Coq eapply generates a goal with a question mark while proving existence of a function

Question

I would like to prove that for every group there exists a minus function that takes an element of the group and returns its negative.

My Coq code is as follows:

Record Group:Type := {
G:Set;
plus: G->G->G;
O:G;
assoc: forall x y z:G, plus x (plus y z)=plus (plus x y) z;
neut: forall x:G, plus x O=x /\ plus O x=x;
neg: forall x:G, exists y:G, plus x y=O
}.

Lemma minus_exists(H:Group):exists minus_func:G H->G H, (forall x:G H, plus H x (minus_func(x))=O H).
eapply ex_intro.

The last tactic generates the following output:

  H : Group
  ============================
   forall x : G H, plus H x (?12 x) = O H

My first issue is the ?12 which I figure is probably a badly displayed character.

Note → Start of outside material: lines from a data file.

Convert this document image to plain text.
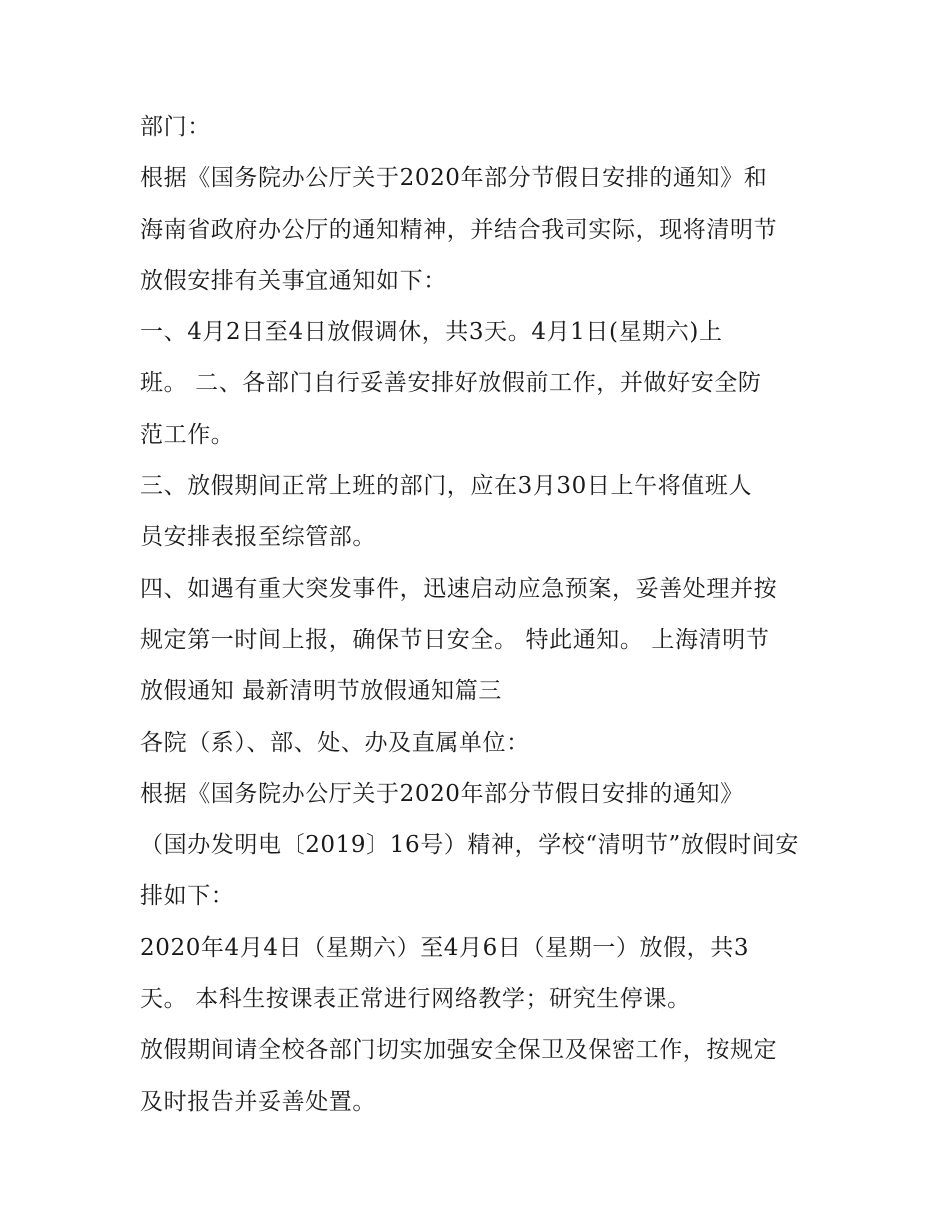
部门：
根据《国务院办公厅关于2020年部分节假日安排的通知》和
海南省政府办公厅的通知精神，并结合我司实际，现将清明节
放假安排有关事宜通知如下：
一、4月2日至4日放假调休，共3天。4月1日(星期六)上
班。 二、各部门自行妥善安排好放假前工作，并做好安全防
范工作。
三、放假期间正常上班的部门，应在3月30日上午将值班人
员安排表报至综管部。
四、如遇有重大突发事件，迅速启动应急预案，妥善处理并按
规定第一时间上报，确保节日安全。 特此通知。 上海清明节
放假通知 最新清明节放假通知篇三
各院（系）、部、处、办及直属单位：
根据《国务院办公厅关于2020年部分节假日安排的通知》
（国办发明电〔2019〕16号）精神，学校“清明节”放假时间安
排如下：
2020年4月4日（星期六）至4月6日（星期一）放假，共3
天。 本科生按课表正常进行网络教学；研究生停课。
放假期间请全校各部门切实加强安全保卫及保密工作，按规定
及时报告并妥善处置。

What is the meaning of this and is there a way to make it readable.

My second question is how to complete the proof, which might become clearer after the first question is answered.

Answer 1

In my Coq version, I get instead:

forall x : G H, plus H x (?minus_func x) = O H

which is slightly better. In Coq, a term displayed of the form ?T is what we call a "meta" or an "existential variable" (evar).

The terminology comes from the field of logic programming and automated theorem proving, and it could be roughly interpreted as representing "an unknown term". Usually, evars play the role of variables in the unification process. The whole Coq proof engine is built around this notion of unknown or evar.

In your case, eapply ex_intro (or eexists) is missing the witness. Coq will create a new "evar" to stand for the missing function, and allows you to continue your proof. Note however that in order to complete the proof, you will need to provide a witness later on.

How are evars made into actual terms? The act of replacing an evar by an actual term is known as "instantiation". In many cases, instantiation will be performed by the unification algorithm. For instance, if we had a lemma:

Lemma f_plus x : plus H x (f x) = O H

we could do apply f_plus and ?minus_func would be replaced by f. Another way is to use the instantiate tactic, but it is obsolete these days. In our previous case, you could then write instantiate (1 := f) and that would replace ?minus_func by f. Due to technical reasons this approach is not well supported anymore, thus in practice you are bound to either instantiating evars by unification or providing the actual witness to tactics.

I suggest you read a bit more about unification and logic programming.

Answer 2

?12 is not a badly displayed character, it is a hole. The eapply tactics is a kind of "apply this lemma/hypothesis, but I don't have all the input at hand yet, so please insert holes instead, that I will fill later".

By entering eapply ex_intro (or eexists) you are just saying "There exists a function which I don't know yet, so please replace it by a hole, I will provide it later". However since the whole purpose of your lemma is to build this function, I'm not sure you are on the right path. Try proving your lemmas without any efoo tactics, you don't need them.